Minha mãe é professora de Matemática, eu já fui professor substituto no curso de Eletrônica do IFSul-Rio-grandense (antes Cefet, antes ainda ETFPel), já dei aulas particulares e sempre ouvi o questionamento “mas onde é que eu vou aplicar isso?”. Considerando que às vezes a pergunta era sobre os polinômios, restava ao professor dizer que ele ia precisar para passar na prova. E assim ficava muito mais interessante desenhar no caderno do que tentar compreender a explicação.

Provavelmente quem não seguiu na área de exatas pouco se importa com polinômios e nem os usa para qualquer coisa, no entanto, me entristece ver pessoas que se orgulham de “só precisar das 4 operações básicas para sobreviver”. Quem sente-se bem ao desprezar conhecimento? Falhamos em tornar o aprendizado de quase todas as áreas razoavelmente atraentes para as crianças e talvez tenhamos até causado um trauma.
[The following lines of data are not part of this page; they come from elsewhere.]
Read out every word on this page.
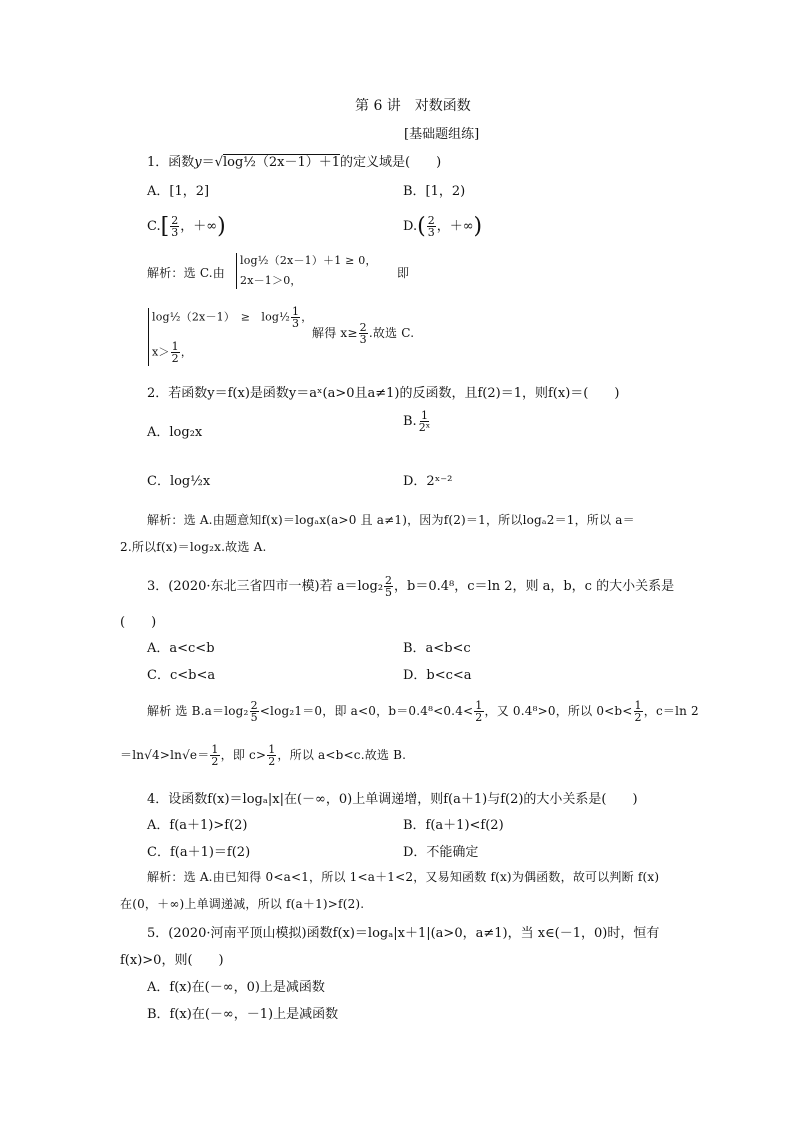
第 6 讲　对数函数
[基础题组练]
1．函数y＝√log½（2x－1）＋1的定义域是(　　)
A．[1，2]	B．[1，2)
$C.[ \frac{2}{3}$ ，＋∞)	$D.( \frac{2}{3}$ ，＋∞)
解析：选 C.由
log½（2x－1）＋1 ≥ 0，
2x－1＞0，
即
log½（2x－1）　≥　log½ $\frac{1}{3}$ ，
$x> \frac{1}{2}$ ，
解得 $x\ge \frac{2}{3}$ .故选 C.
2．若函数y＝f(x)是函数y＝aˣ(a>0且a≠1)的反函数，且f(2)＝1，则f(x)＝(　　)
A．log₂x
B. $\frac{1}{\text{2ˣ}}$
C．log½x	D．2ˣ⁻²
解析：选 A.由题意知f(x)＝logₐx(a>0 且 a≠1)，因为f(2)＝1，所以logₐ2＝1，所以 a＝
2.所以f(x)＝log₂x.故选 A.
3．(2020·东北三省四市一模)若 $a=\log_2 \frac{2}{5}$ ，b＝0.4⁸，c＝ln 2，则 a，b，c 的大小关系是
(　　)
A．a<c<b	B．a<b<c
C．c<b<a	D．b<c<a
解析 选 $B.a=\log_2 \frac{2}{5} <\log_21=0$，即 a<0，$b=0.4^8<0.4< \frac{1}{2}$ ，又 0.4⁸>0，所以 $0<b< \frac{1}{2}$ ，c＝ln 2
$=\ln√4>\ln√e= \frac{1}{2}$ ，即 $c> \frac{1}{2}$ ，所以 a<b<c.故选 B.
4．设函数f(x)＝logₐ|x|在(－∞，0)上单调递增，则f(a＋1)与f(2)的大小关系是(　　)
A．f(a＋1)>f(2)	B．f(a＋1)<f(2)
C．f(a＋1)＝f(2)	D．不能确定
解析：选 A.由已知得 0<a<1，所以 1<a＋1<2，又易知函数 f(x)为偶函数，故可以判断 f(x)
在(0，＋∞)上单调递减，所以 f(a＋1)>f(2).
5．(2020·河南平顶山模拟)函数f(x)＝logₐ|x＋1|(a>0，a≠1)，当 x∈(－1，0)时，恒有
f(x)>0，则(　　)
A．f(x)在(－∞，0)上是减函数
B．f(x)在(－∞，－1)上是减函数
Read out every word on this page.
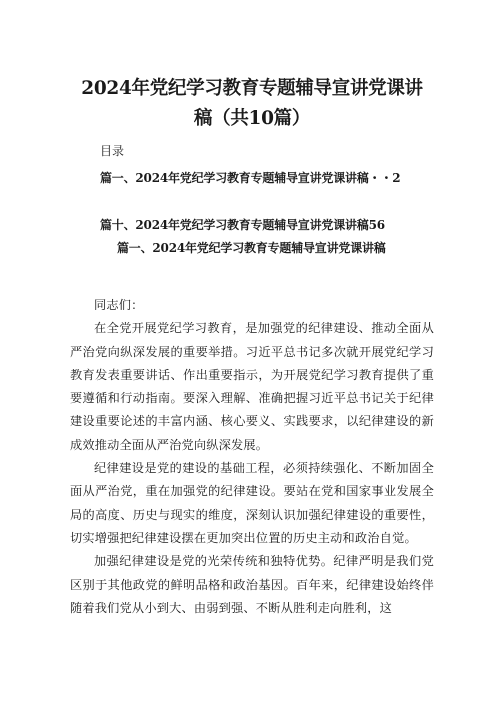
2024年党纪学习教育专题辅导宣讲党课讲
稿（共10篇）
目录
篇一、2024年党纪学习教育专题辅导宣讲党课讲稿・・2
篇十、2024年党纪学习教育专题辅导宣讲党课讲稿56
篇一、2024年党纪学习教育专题辅导宣讲党课讲稿

同志们：

在全党开展党纪学习教育，是加强党的纪律建设、推动全面从严治党向纵深发展的重要举措。习近平总书记多次就开展党纪学习教育发表重要讲话、作出重要指示，为开展党纪学习教育提供了重要遵循和行动指南。要深入理解、准确把握习近平总书记关于纪律建设重要论述的丰富内涵、核心要义、实践要求，以纪律建设的新成效推动全面从严治党向纵深发展。

纪律建设是党的建设的基础工程，必须持续强化、不断加固全面从严治党，重在加强党的纪律建设。要站在党和国家事业发展全局的高度、历史与现实的维度，深刻认识加强纪律建设的重要性，切实增强把纪律建设摆在更加突出位置的历史主动和政治自觉。

加强纪律建设是党的光荣传统和独特优势。纪律严明是我们党区别于其他政党的鲜明品格和政治基因。百年来，纪律建设始终伴随着我们党从小到大、由弱到强、不断从胜利走向胜利，这
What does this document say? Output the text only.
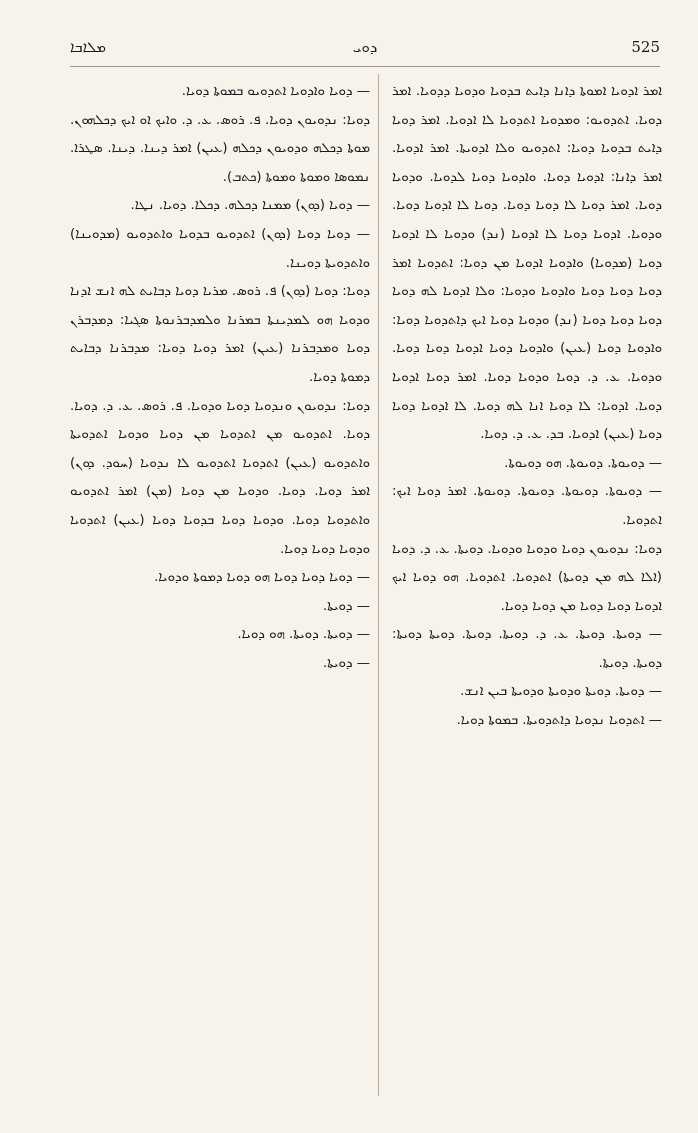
ܡܠܐܒܐ	ܕܘܝ	525

— ܕܘܝܐ ܘܐܕܘܝܐ ܐܬܕܘܝܘ ܒܡܘܬܐ ܕܘܝܐ.

ܕܘܝܐ: ܢܕܘܝܘܢ ܕܘܝܐ. ܦ. ܪܘܣ. ܥ. ܕ. ܘܐܝܟ ܐܘ ܐܝܟ ܕܟܠܗܘܢ. ܡܘܬܐ ܕܟܠܗ ܘܕܘܝܘܢ ܕܟܠܗ (ܥܝܢ) ܐܡܪ ܕܝܢܐ. ܕܝܢܐ. ܣܛܪܐ. ܢܡܘܣܐ ܘܡܘܬܐ ܘܡܘܬܐ (ܟܬܒ).

— ܕܘܝܐ (ܕܘܢ) ܡܡܢܐ ܕܟܠܗ. ܕܟܠܐ. ܕܘܝܐ. ܢܛܐ.

— ܕܘܝܐ ܕܘܝܐ (ܕܘܢ) ܐܬܕܘܝܘ ܒܕܘܝܐ ܘܐܬܕܘܝܘ (ܡܕܘܝܢܐ) ܘܐܬܕܘܝܬܐ ܕܘܝܢܐ.

ܕܘܝܐ: ܕܘܝܐ (ܕܘܢ) ܦ. ܪܘܣ. ܡܪܝܐ ܕܘܝܐ ܕܒܐܝܬ ܠܗ ܐܢܫ ܐܕܢܐ ܘܕܘܝܐ ܗܘ ܠܡܕܝܢܬܐ ܒܡܪܢܐ ܘܠܡܕܒܪܢܘܬܐ ܣܓܝܐ: ܕܡܕܒܪܢ ܕܘܝܐ ܘܡܕܒܪܢܐ (ܥܝܢ) ܐܡܪ ܕܘܝܐ ܕܘܝܐ: ܡܕܒܪܢܐ ܕܒܐܝܬ ܕܡܘܬܐ ܕܘܝܐ.

ܕܘܝܐ: ܢܕܘܝܘܢ ܘܢܕܘܝܐ ܕܘܝܐ ܘܕܘܝܐ. ܦ. ܪܘܣ. ܥ. ܕ. ܕܘܝܐ. ܕܘܝܐ. ܐܬܕܘܝܘ ܡܢ ܐܬܕܘܝܐ ܡܢ ܕܘܝܐ ܘܕܘܝܐ ܐܬܕܘܝܬܐ ܘܐܬܕܘܝܘ (ܥܝܢ) ܐܬܕܘܝܐ ܐܬܕܘܝܘ ܠܐ ܢܕܘܝܐ (ܚܘܕ. ܕܘܢ) ܐܡܪ ܕܘܝܐ. ܕܘܝܐ. ܘܕܘܝܐ ܡܢ ܕܘܝܐ (ܡܢ) ܐܡܪ ܐܬܕܘܝܘ ܘܐܬܕܘܝܐ ܕܘܝܐ. ܘܕܘܝܐ ܕܘܝܐ ܒܕܘܝܐ ܕܘܝܐ (ܥܝܢ) ܐܬܕܘܝܐ ܘܕܘܝܐ ܕܘܝܐ ܕܘܝܐ.

— ܕܘܝܐ ܕܘܝܐ ܕܘܝܐ ܗܘ ܕܘܝܐ ܕܡܘܬܐ ܘܕܘܝܐ.

— ܕܘܝܬܐ.

— ܕܘܝܬܐ. ܕܘܝܬܐ. ܗܘ ܕܘܝܐ.

— ܕܘܝܬܐ.

ܐܡܪ ܐܕܘܝܐ ܐܡܘܬܐ ܕܐܢܐ ܕܐܝܬ ܒܕܘܝܐ ܘܕܘܝܐ ܕܕܘܝܐ. ܐܡܪ ܕܘܝܐ. ܐܬܕܘܝܘ: ܘܡܕܘܝܐ ܐܬܕܘܝܐ ܠܐ ܐܕܘܝܐ. ܐܡܪ ܕܘܝܐ ܕܐܝܬ ܒܕܘܝܐ ܕܘܝܐ: ܐܬܕܘܝܘ ܘܠܐ ܐܕܘܝܬܐ. ܐܡܪ ܐܕܘܝܐ. ܐܡܪ ܕܐܢܐ: ܐܕܘܝܐ ܕܘܝܐ. ܘܐܕܘܝܐ ܕܘܝܐ ܠܕܘܝܐ. ܘܕܘܝܐ ܕܘܝܐ. ܐܡܪ ܕܘܝܐ ܠܐ ܕܘܝܐ ܕܘܝܐ. ܕܘܝܐ ܠܐ ܐܕܘܝܐ ܕܘܝܐ. ܘܕܘܝܐ. ܐܕܘܝܐ ܕܘܝܐ ܠܐ ܐܕܘܝܐ (ܢܕ) ܘܕܘܝܐ ܠܐ ܐܕܘܝܐ ܕܘܝܐ (ܡܕܘܝܐ) ܘܐܕܘܝܐ ܐܕܘܝܐ ܡܢ ܕܘܝܐ: ܐܬܕܘܝܐ ܐܡܪ ܕܘܝܐ ܕܘܝܐ ܕܘܝܐ ܘܐܕܘܝܐ ܘܕܘܝܐ: ܘܠܐ ܐܕܘܝܐ ܠܗ ܕܘܝܐ ܕܘܝܐ ܕܘܝܐ ܕܘܝܐ (ܢܕ) ܘܕܘܝܐ ܕܘܝܐ ܐܝܟ ܕܐܬܕܘܝܐ ܕܘܝܐ: ܘܐܕܘܝܐ ܕܘܝܐ (ܥܝܢ) ܘܐܕܘܝܐ ܕܘܝܐ ܐܕܘܝܐ ܕܘܝܐ ܕܘܝܐ. ܘܕܘܝܐ. ܥ. ܕ. ܕܘܝܐ ܘܕܘܝܐ ܕܘܝܐ. ܐܡܪ ܕܘܝܐ ܐܕܘܝܐ ܕܘܝܐ. ܐܕܘܝܐ: ܠܐ ܕܘܝܐ ܐܢܐ ܠܗ ܕܘܝܐ. ܠܐ ܐܕܘܝܐ ܕܘܝܐ ܕܘܝܐ (ܥܝܢ) ܐܕܘܝܐ. ܒܕ. ܥ. ܕ. ܕܘܝܐ.

— ܕܘܝܘܬܐ. ܕܘܝܘܬܐ. ܗܘ ܕܘܝܘܬܐ.

— ܕܘܝܘܬܐ. ܕܘܝܘܬܐ. ܕܘܝܘܬܐ. ܕܘܝܘܬܐ. ܐܡܪ ܕܘܝܐ ܐܝܟ: ܐܬܕܘܝܐ.

ܕܘܝܐ: ܢܕܘܝܘܢ ܕܘܝܐ ܘܕܘܝܐ ܘܕܘܝܐ. ܕܘܝܬܐ. ܥ. ܕ. ܕܘܝܐ (ܐܠܐ ܠܗ ܡܢ ܕܘܝܬܐ) ܐܬܕܘܝܐ. ܐܬܕܘܝܐ. ܗܘ ܕܘܝܐ ܐܝܟ ܐܕܘܝܐ ܕܘܝܐ ܕܘܝܐ ܡܢ ܕܘܝܐ ܕܘܝܐ.

— ܕܘܝܬܐ. ܕܘܝܬܐ. ܥ. ܕ. ܕܘܝܬܐ. ܕܘܝܬܐ. ܕܘܝܬܐ ܕܘܝܬܐ: ܕܘܝܬܐ. ܕܘܝܬܐ.

— ܕܘܝܬܐ. ܕܘܝܬܐ ܘܕܘܝܬܐ ܘܕܘܝܬܐ ܒܝܢ ܐܢܫ.

— ܐܬܕܘܝܐ ܢܕܘܝܐ ܕܐܬܕܘܝܬܐ. ܒܡܘܬܐ ܕܘܝܐ.
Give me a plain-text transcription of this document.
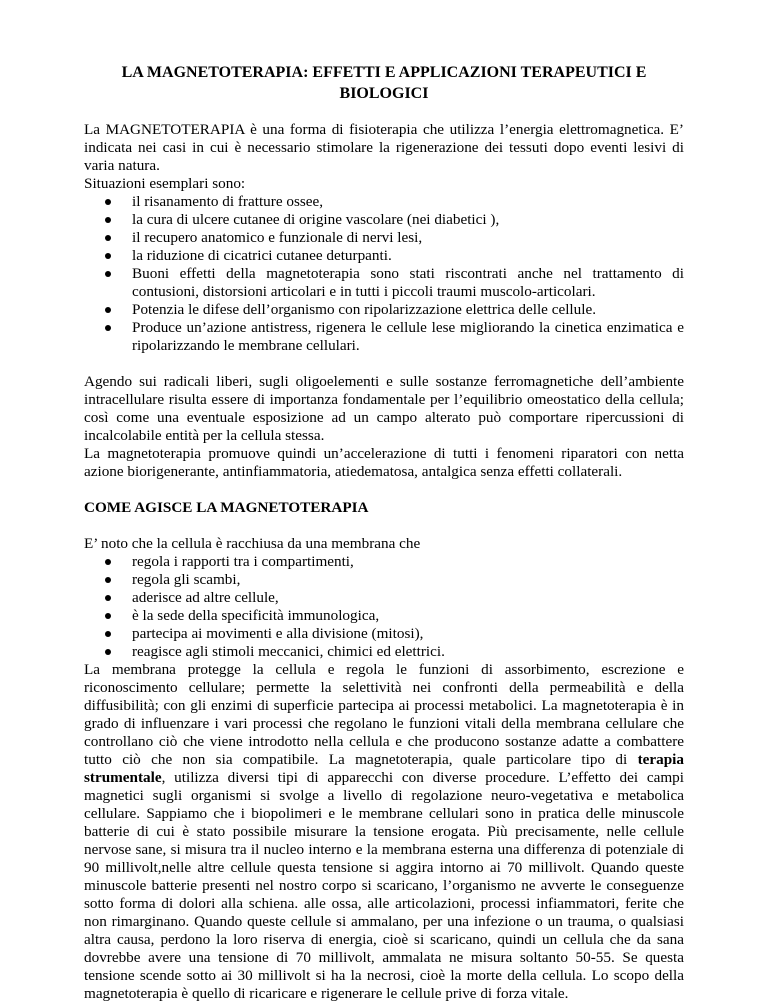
LA MAGNETOTERAPIA: EFFETTI E APPLICAZIONI TERAPEUTICI E BIOLOGICI

La MAGNETOTERAPIA è una forma di fisioterapia che utilizza l’energia elettromagnetica. E’ indicata nei casi in cui è necessario stimolare la rigenerazione dei tessuti dopo eventi lesivi di varia natura.

Situazioni esemplari sono:

il risanamento di fratture ossee,
la cura di ulcere cutanee di origine vascolare (nei diabetici ),
il recupero anatomico e funzionale di nervi lesi,
la riduzione di cicatrici cutanee deturpanti.
Buoni effetti della magnetoterapia sono stati riscontrati anche nel trattamento di contusioni, distorsioni articolari e in tutti i piccoli traumi muscolo-articolari.
Potenzia le difese dell’organismo con ripolarizzazione elettrica delle cellule.
Produce un’azione antistress, rigenera le cellule lese migliorando la cinetica enzimatica e ripolarizzando le membrane cellulari.

Agendo sui radicali liberi, sugli oligoelementi e sulle sostanze ferromagnetiche dell’ambiente intracellulare risulta essere di importanza fondamentale per l’equilibrio omeostatico della cellula; così come una eventuale esposizione ad un campo alterato può comportare ripercussioni di incalcolabile entità per la cellula stessa.

La magnetoterapia promuove quindi un’accelerazione di tutti i fenomeni riparatori con netta azione biorigenerante, antinfiammatoria, atiedematosa, antalgica senza effetti collaterali.

COME AGISCE LA MAGNETOTERAPIA

E’ noto che la cellula è racchiusa da una membrana che

regola i rapporti tra i compartimenti,
regola gli scambi,
aderisce ad altre cellule,
è la sede della specificità immunologica,
partecipa ai movimenti e alla divisione (mitosi),
reagisce agli stimoli meccanici, chimici ed elettrici.

La membrana protegge la cellula e regola le funzioni di assorbimento, escrezione e riconoscimento cellulare; permette la selettività nei confronti della permeabilità e della diffusibilità; con gli enzimi di superficie partecipa ai processi metabolici. La magnetoterapia è in grado di influenzare i vari processi che regolano le funzioni vitali della membrana cellulare che controllano ciò che viene introdotto nella cellula e che producono sostanze adatte a combattere tutto ciò che non sia compatibile. La magnetoterapia, quale particolare tipo di terapia strumentale, utilizza diversi tipi di apparecchi con diverse procedure. L’effetto dei campi magnetici sugli organismi si svolge a livello di regolazione neuro-vegetativa e metabolica cellulare. Sappiamo che i biopolimeri e le membrane cellulari sono in pratica delle minuscole batterie di cui è stato possibile misurare la tensione erogata. Più precisamente, nelle cellule nervose sane, si misura tra il nucleo interno e la membrana esterna una differenza di potenziale di 90 millivolt,nelle altre cellule questa tensione si aggira intorno ai 70 millivolt. Quando queste minuscole batterie presenti nel nostro corpo si scaricano, l’organismo ne avverte le conseguenze sotto forma di dolori alla schiena. alle ossa, alle articolazioni, processi infiammatori, ferite che non rimarginano. Quando queste cellule si ammalano, per una infezione o un trauma, o qualsiasi altra causa, perdono la loro riserva di energia, cioè si scaricano, quindi un cellula che da sana dovrebbe avere una tensione di 70 millivolt, ammalata ne misura soltanto 50-55. Se questa tensione scende sotto ai 30 millivolt si ha la necrosi, cioè la morte della cellula. Lo scopo della magnetoterapia è quello di ricaricare e rigenerare le cellule prive di forza vitale.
Tive o privilégio de fazer o ensino médio no mesmo Cefet onde posteriormente dei aula. Aprendi com ótimos professores, tendo acesso a laboratórios e uma biblioteca imensa. Certo dia um deles perguntou: “Vocês já pararam para pensar por que a técnica do Pica-pau de mergulhar usando um canudo para respirar embaixo d’água não é utilizada para grandes profundidades?”. Nunca mais esqueci sobre o peso de uma coluna de líquido. Outro tornava os cálculos mais interessantes: “Calculem de que altura vocês precisam cair de carro para ter a velocidade de 100 Km/h, que é considerada baixa por alguns nas estradas”. Lembro que o resultado é próximo de 40 metros, ou um edifício de 12 andares e sempre que dirijo lembro disso (claro que as consequências do impacto são diferentes, mas observando-se apenas a velocidade é bem assustador). Não que eu use esse conhecimento para fazer a diferença hoje em dia, afinal, meu trabalho é criar sites.

Posso parecer exigente pedindo que o aluno saiba converter unidades quando estamos num país onde muitos não conseguem ler um parágrafo e entender do que se trata, mas cada vez mais somos dependentes de tecnologias que não somos capazes de produzir. Precisamos de mais gente apta a pensar (e digo isso independente da formação) em vez de ter uma boa memória. Não podemos evoluir simplesmente replicando o que sabemos. Voltando ao texto do Adão, ele menciona uma startup que usou a triboluminescência para fazer um aparelho portátil de raio-x. Incrível ver que Feynman criticou o quanto sabíamos desse fenômeno há décadas atrás.

Não acho que esse quadro seja culpa dos professores. São profissionais mal pagos, que não raramente lidam com cerca de oito turmas, totalizando duzentos alunos e sofrem ameaças dos mais diversos tipos quando tentam qualquer mudança no modo de avaliação. Exigir que alguém com um livro e um giz altere essa realidade é pura utopia. E embora tenha citados dois profissionais que tinham uma excelente didática, não acho justo comparar a estrutura de um centro federal daquele porte com escolas estaduais e municipais, mesmo porque é necessário passar numa prova para entrar lá e ainda assim o ensino de outras áreas não era assim tão estimulante.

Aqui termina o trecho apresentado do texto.